Facebook's widgets push MySpace

This column originally ran in ComputorEdge on November 23, 2007
(Issue 2547, Savvy Seniors)

Adding to the argument made in this space a few weeks back that market dominance rarely lasts forever, MySpace.com – the No. 1 social networking Web site in the world – recently signed a deal with Google to use Google's new open-source Web application standard.

MySpace had initially resisted Google's overtures to adopt its OpenSocial standard, according to news reports.

But the recent stunning growth of competing social network site Facebook.com – which has added thousands of online applications in just the past few months, and has been growing by leaps and bounds this year – apparently got MySpace to wondering what Facebook was doing so well, and what MySpace might do to counter that.

What Facebook has done so well is to integrate add-on features, called "applications," fully into its environment. These applications – which range from a Scrabble game you can play online with friends to the popular SuperPoke that lets you throw sheep at your friends – are as integral a part of the Facebook experience as finding new bands is to MySpace's.

Google's OpenSocial initiative promises portability – write your application once, and you can then place it on any Web site that supports the OpenSocial standard.

With MySpace and British social networking site Bebo now signed on to OpenSocial, bloggers have been frothing at the mouth at how this spells the end for Facebook's rapid growth.

Facebook, on the other hand, uses a private, proprietary standard for its applications (which really amount to nothing more than widgets).

But even with a non-open standard, Facebook has everyone and anyone writing applications – from hobbyists to businesses trying to leverage a popular application into a guerrilla marketing campaign.

Or even a way to generate old-fashioned advertising dollars.

The popular ones

While your loyal correspondent had had a Facebook account for a year or so, it was only when his younger sister challenged him to a game of Scrabulous – basically a knock-off of Scrabble – that he became a Facebook regular.

And while Scrabulous is undoubtedly popular, at least in my circle of friends, everyone seems to be using SuperPoke.
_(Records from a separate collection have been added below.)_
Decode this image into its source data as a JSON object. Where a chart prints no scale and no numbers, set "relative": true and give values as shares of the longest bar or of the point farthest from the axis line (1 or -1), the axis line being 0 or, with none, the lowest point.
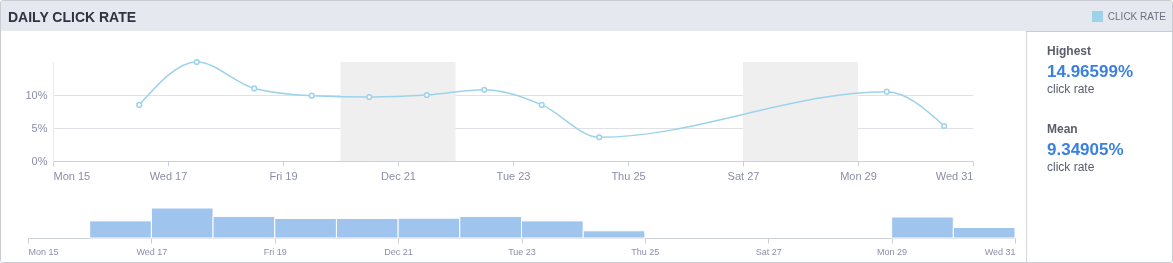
{
  "chart_data": [
    {
      "type": "line",
      "title": "DAILY CLICK RATE",
      "legend": "top right",
      "marker": "circle",
      "grid": "y",
      "x": [
        "--12-16T12:00",
        "--12-17T12:00",
        "--12-18T12:00",
        "--12-19T12:00",
        "--12-20T12:00",
        "--12-21T12:00",
        "--12-22T12:00",
        "--12-23T12:00",
        "--12-24T12:00",
        "--12-29T12:00",
        "--12-30T12:00"
      ],
      "series": [
        {
          "name": "CLICK RATE",
          "color": "#9dd3ea",
          "values": [
            8.5,
            15.0,
            11.0,
            9.9,
            9.7,
            10.0,
            10.8,
            8.5,
            3.6,
            10.5,
            5.3
          ]
        }
      ],
      "xlim": [
        "--12-15",
        "--12-31"
      ],
      "xticks": [
        {
          "value": "--12-15",
          "label": "Mon 15"
        },
        {
          "value": "--12-17",
          "label": "Wed 17"
        },
        {
          "value": "--12-19",
          "label": "Fri 19"
        },
        {
          "value": "--12-21",
          "label": "Dec 21"
        },
        {
          "value": "--12-23",
          "label": "Tue 23"
        },
        {
          "value": "--12-25",
          "label": "Thu 25"
        },
        {
          "value": "--12-27",
          "label": "Sat 27"
        },
        {
          "value": "--12-29",
          "label": "Mon 29"
        },
        {
          "value": "--12-31",
          "label": "Wed 31"
        }
      ],
      "ylim": [
        0,
        15
      ],
      "yticks": [
        {
          "value": 0,
          "label": "0%"
        },
        {
          "value": 5,
          "label": "5%"
        },
        {
          "value": 10,
          "label": "10%"
        }
      ],
      "bands": [
        {
          "axis": "x",
          "from": "--12-20",
          "to": "--12-22",
          "color": "#efefef"
        },
        {
          "axis": "x",
          "from": "--12-27",
          "to": "--12-29",
          "color": "#efefef"
        }
      ]
    },
    {
      "type": "bar",
      "relative": true,
      "color": "#9fc4ee",
      "x": [
        "--12-16T12:00",
        "--12-17T12:00",
        "--12-18T12:00",
        "--12-19T12:00",
        "--12-20T12:00",
        "--12-21T12:00",
        "--12-22T12:00",
        "--12-23T12:00",
        "--12-24T12:00",
        "--12-29T12:00",
        "--12-30T12:00"
      ],
      "values": [
        0.57,
        1,
        0.72,
        0.65,
        0.65,
        0.66,
        0.72,
        0.57,
        0.24,
        0.7,
        0.35
      ],
      "xlim": [
        "--12-15",
        "--12-31"
      ],
      "xticks": [
        {
          "value": "--12-15",
          "label": "Mon 15"
        },
        {
          "value": "--12-17",
          "label": "Wed 17"
        },
        {
          "value": "--12-19",
          "label": "Fri 19"
        },
        {
          "value": "--12-21",
          "label": "Dec 21"
        },
        {
          "value": "--12-23",
          "label": "Tue 23"
        },
        {
          "value": "--12-25",
          "label": "Thu 25"
        },
        {
          "value": "--12-27",
          "label": "Sat 27"
        },
        {
          "value": "--12-29",
          "label": "Mon 29"
        },
        {
          "value": "--12-31",
          "label": "Wed 31"
        }
      ]
    },
    {
      "type": "other",
      "annotations": [
        "Highest",
        "14.96599%",
        "click rate",
        "Mean",
        "9.34905%",
        "click rate"
      ]
    }
  ]
}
Facebook contains a built-in "poke" feature that lets you send a "poke" to anyone whose profile you are viewing. It's basically a poke in the shoulder you might give in a crowded room to say hi to a friend.
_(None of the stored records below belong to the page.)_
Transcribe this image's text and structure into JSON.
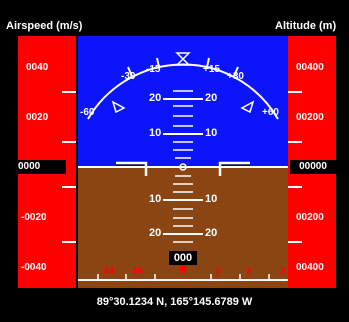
{
  "airspeed": {
    "title": "Airspeed (m/s)",
    "ticks": [
      "0040",
      "0020",
      "-0020",
      "-0040"
    ],
    "current": "0000"
  },
  "altitude": {
    "title": "Altitude (m)",
    "ticks": [
      "00400",
      "00200",
      "00200",
      "00400"
    ],
    "current": "00000"
  },
  "roll_scale": [
    "-60",
    "-30",
    "-15",
    "+15",
    "+30",
    "+60"
  ],
  "pitch_ladder": {
    "up": [
      "20",
      "20",
      "10",
      "10"
    ],
    "down": [
      "10",
      "10",
      "20",
      "20"
    ]
  },
  "heading": {
    "current": "000",
    "ticks": [
      "34",
      "35",
      "N",
      "1",
      "2",
      "3"
    ]
  },
  "position": "89°30.1234 N, 165°145.6789 W",
  "colors": {
    "sky": "#0b14fa",
    "ground": "#8b4513",
    "tape": "#ff0000",
    "marker": "#ffffff"
  }
}
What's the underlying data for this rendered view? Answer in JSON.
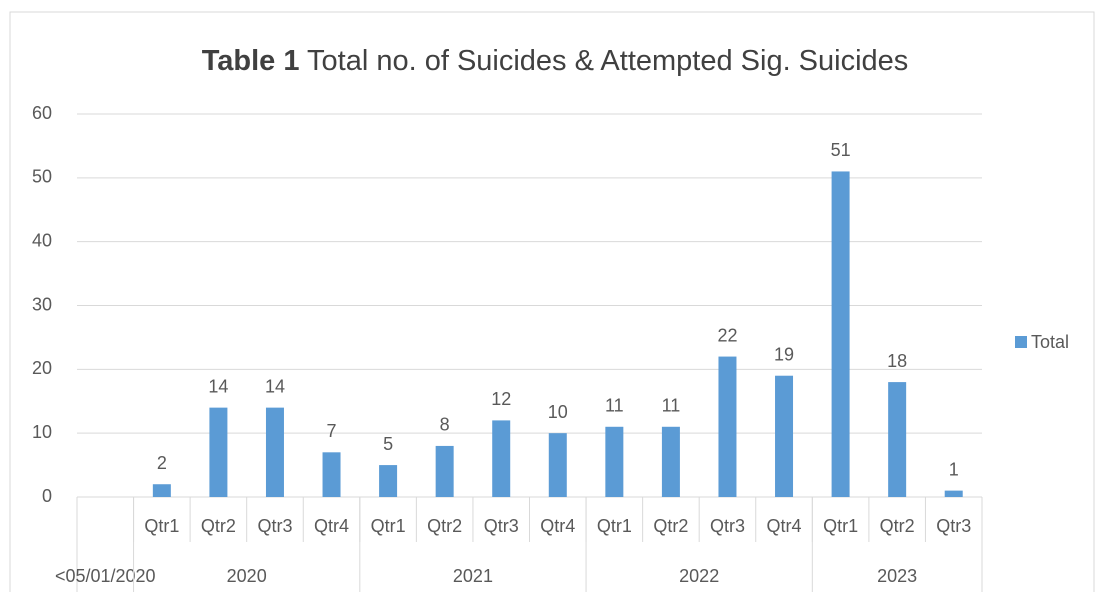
{
  "chart_data": {
    "type": "bar",
    "title": {
      "bold": "Table 1",
      "text": "Total no. of Suicides & Attempted Sig. Suicides"
    },
    "categories": [
      null,
      "Qtr1",
      "Qtr2",
      "Qtr3",
      "Qtr4",
      "Qtr1",
      "Qtr2",
      "Qtr3",
      "Qtr4",
      "Qtr1",
      "Qtr2",
      "Qtr3",
      "Qtr4",
      "Qtr1",
      "Qtr2",
      "Qtr3"
    ],
    "groups": [
      {
        "label": "<05/01/2020",
        "count": 1
      },
      {
        "label": "2020",
        "count": 4
      },
      {
        "label": "2021",
        "count": 4
      },
      {
        "label": "2022",
        "count": 4
      },
      {
        "label": "2023",
        "count": 3
      }
    ],
    "series": [
      {
        "name": "Total",
        "color": "#5b9bd5",
        "values": [
          null,
          2,
          14,
          14,
          7,
          5,
          8,
          12,
          10,
          11,
          11,
          22,
          19,
          51,
          18,
          1
        ]
      }
    ],
    "ylim": [
      0,
      60
    ],
    "yticks": [
      0,
      10,
      20,
      30,
      40,
      50,
      60
    ],
    "grid": true,
    "legend": "right",
    "data_labels": true
  }
}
SuperPoke, on the other hand, gives you a variety of actions, from a wink to a hug to a high-five.

And as you send more SuperPokes, you unlock additional actions – from throwing a sheep to some that are, well, at least R-rated.

Whenever you use SuperPoke, you see a large plug at the top of the page telling you that SuperPoke was developed by Slide.com.
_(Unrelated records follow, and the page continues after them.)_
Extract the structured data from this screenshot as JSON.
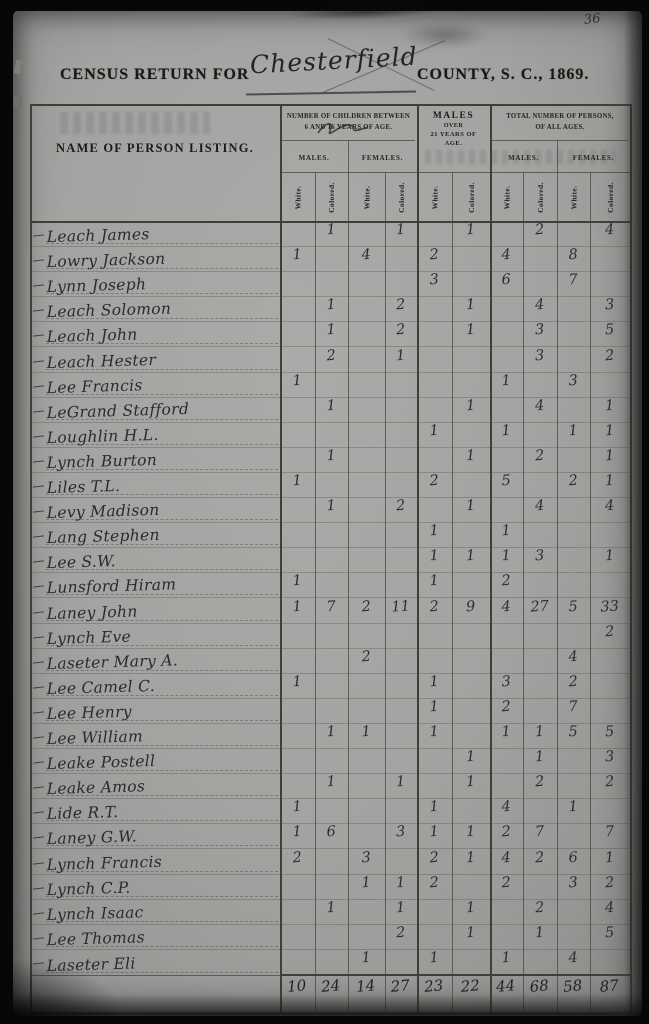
{
  "page_number": "36",
  "title": {
    "prefix": "CENSUS RETURN FOR",
    "county": "Chesterfield",
    "suffix": "COUNTY, S. C., 1869."
  },
  "table": {
    "name_header": "NAME OF PERSON LISTING.",
    "children_group": {
      "line1": "NUMBER OF CHILDREN BETWEEN",
      "line2": "6 AND 16 YEARS OF AGE."
    },
    "males21_group": {
      "line1": "MALES",
      "line2": "OVER",
      "line3": "21 YEARS OF",
      "line4": "AGE."
    },
    "total_group": {
      "line1": "TOTAL NUMBER OF PERSONS,",
      "line2": "OF ALL AGES."
    },
    "sub_headers": [
      "MALES.",
      "FEMALES.",
      "MALES.",
      "FEMALES."
    ],
    "race_headers": [
      "White.",
      "Colored.",
      "White.",
      "Colored.",
      "White.",
      "Colored.",
      "White.",
      "Colored.",
      "White.",
      "Colored."
    ],
    "rows": [
      {
        "name": "Leach James",
        "values": [
          "",
          "1",
          "",
          "1",
          "",
          "1",
          "",
          "2",
          "",
          "4"
        ]
      },
      {
        "name": "Lowry Jackson",
        "values": [
          "1",
          "",
          "4",
          "",
          "2",
          "",
          "4",
          "",
          "8",
          ""
        ]
      },
      {
        "name": "Lynn Joseph",
        "values": [
          "",
          "",
          "",
          "",
          "3",
          "",
          "6",
          "",
          "7",
          ""
        ]
      },
      {
        "name": "Leach Solomon",
        "values": [
          "",
          "1",
          "",
          "2",
          "",
          "1",
          "",
          "4",
          "",
          "3"
        ]
      },
      {
        "name": "Leach John",
        "values": [
          "",
          "1",
          "",
          "2",
          "",
          "1",
          "",
          "3",
          "",
          "5"
        ]
      },
      {
        "name": "Leach Hester",
        "values": [
          "",
          "2",
          "",
          "1",
          "",
          "",
          "",
          "3",
          "",
          "2"
        ]
      },
      {
        "name": "Lee Francis",
        "values": [
          "1",
          "",
          "",
          "",
          "",
          "",
          "1",
          "",
          "3",
          ""
        ]
      },
      {
        "name": "LeGrand Stafford",
        "values": [
          "",
          "1",
          "",
          "",
          "",
          "1",
          "",
          "4",
          "",
          "1"
        ]
      },
      {
        "name": "Loughlin H.L.",
        "values": [
          "",
          "",
          "",
          "",
          "1",
          "",
          "1",
          "",
          "1",
          "1"
        ]
      },
      {
        "name": "Lynch Burton",
        "values": [
          "",
          "1",
          "",
          "",
          "",
          "1",
          "",
          "2",
          "",
          "1"
        ]
      },
      {
        "name": "Liles T.L.",
        "values": [
          "1",
          "",
          "",
          "",
          "2",
          "",
          "5",
          "",
          "2",
          "1"
        ]
      },
      {
        "name": "Levy Madison",
        "values": [
          "",
          "1",
          "",
          "2",
          "",
          "1",
          "",
          "4",
          "",
          "4"
        ]
      },
      {
        "name": "Lang Stephen",
        "values": [
          "",
          "",
          "",
          "",
          "1",
          "",
          "1",
          "",
          "",
          ""
        ]
      },
      {
        "name": "Lee S.W.",
        "values": [
          "",
          "",
          "",
          "",
          "1",
          "1",
          "1",
          "3",
          "",
          "1"
        ]
      },
      {
        "name": "Lunsford Hiram",
        "values": [
          "1",
          "",
          "",
          "",
          "1",
          "",
          "2",
          "",
          "",
          ""
        ]
      },
      {
        "name": "Laney John",
        "values": [
          "1",
          "7",
          "2",
          "11",
          "2",
          "9",
          "4",
          "27",
          "5",
          "33"
        ]
      },
      {
        "name": "Lynch Eve",
        "values": [
          "",
          "",
          "",
          "",
          "",
          "",
          "",
          "",
          "",
          "2"
        ]
      },
      {
        "name": "Laseter Mary A.",
        "values": [
          "",
          "",
          "2",
          "",
          "",
          "",
          "",
          "",
          "4",
          ""
        ]
      },
      {
        "name": "Lee Camel C.",
        "values": [
          "1",
          "",
          "",
          "",
          "1",
          "",
          "3",
          "",
          "2",
          ""
        ]
      },
      {
        "name": "Lee Henry",
        "values": [
          "",
          "",
          "",
          "",
          "1",
          "",
          "2",
          "",
          "7",
          ""
        ]
      },
      {
        "name": "Lee William",
        "values": [
          "",
          "1",
          "1",
          "",
          "1",
          "",
          "1",
          "1",
          "5",
          "5"
        ]
      },
      {
        "name": "Leake Postell",
        "values": [
          "",
          "",
          "",
          "",
          "",
          "1",
          "",
          "1",
          "",
          "3"
        ]
      },
      {
        "name": "Leake Amos",
        "values": [
          "",
          "1",
          "",
          "1",
          "",
          "1",
          "",
          "2",
          "",
          "2"
        ]
      },
      {
        "name": "Lide R.T.",
        "values": [
          "1",
          "",
          "",
          "",
          "1",
          "",
          "4",
          "",
          "1",
          ""
        ]
      },
      {
        "name": "Laney G.W.",
        "values": [
          "1",
          "6",
          "",
          "3",
          "1",
          "1",
          "2",
          "7",
          "",
          "7"
        ]
      },
      {
        "name": "Lynch Francis",
        "values": [
          "2",
          "",
          "3",
          "",
          "2",
          "1",
          "4",
          "2",
          "6",
          "1"
        ]
      },
      {
        "name": "Lynch C.P.",
        "values": [
          "",
          "",
          "1",
          "1",
          "2",
          "",
          "2",
          "",
          "3",
          "2"
        ]
      },
      {
        "name": "Lynch Isaac",
        "values": [
          "",
          "1",
          "",
          "1",
          "",
          "1",
          "",
          "2",
          "",
          "4"
        ]
      },
      {
        "name": "Lee Thomas",
        "values": [
          "",
          "",
          "",
          "2",
          "",
          "1",
          "",
          "1",
          "",
          "5"
        ]
      },
      {
        "name": "Laseter Eli",
        "values": [
          "",
          "",
          "1",
          "",
          "1",
          "",
          "1",
          "",
          "4",
          ""
        ]
      }
    ],
    "totals": [
      "10",
      "24",
      "14",
      "27",
      "23",
      "22",
      "44",
      "68",
      "58",
      "87"
    ]
  }
}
While there is no hotlink directly to the Slide.com site, opening a new tab in your browser and typing in "slide.com" isn't exactly rocket science. (And it turns out that Slide.com is a photo-hosting service with lots of add-on features, primarily built around online slide shows of your pictures.)

The business model

According to a November issue article on fastcompany.com, Facebook allows application creators to insert their own ads into the application panel – and keep any revenue they make off it! According to this article, Slide.com may generate up to $1 in advertising from SuperPoke this year.

Not bad for a text- and icon-based little widget that lets you throw sheep at your friends or give them candy corn.

The end result

Even with Google and MySpace joining forces, it's not clear how MySpace is going to immediately blunt the recent success of Facebook – no matter what the bloggers say.

As mentioned, the widgets are an organic, integral part of the Facebook experience. MySpace, on the other hand, was designed and built around finding new bands and sharing music with your friends. It's very good at that.

To be honest, Facebook doesn't even do a very good job of letting you find your friends. For instance, I can't join the San Diego State University network on Facebook because I don't have an sdsu.edu e-mail account. And so trying to track down my friends from college has been pretty hit or miss.

On MySpace, once I entered my schools information, I was automatically added to the SDSU group – and regularly check the alumni list from the early '80s to find friends.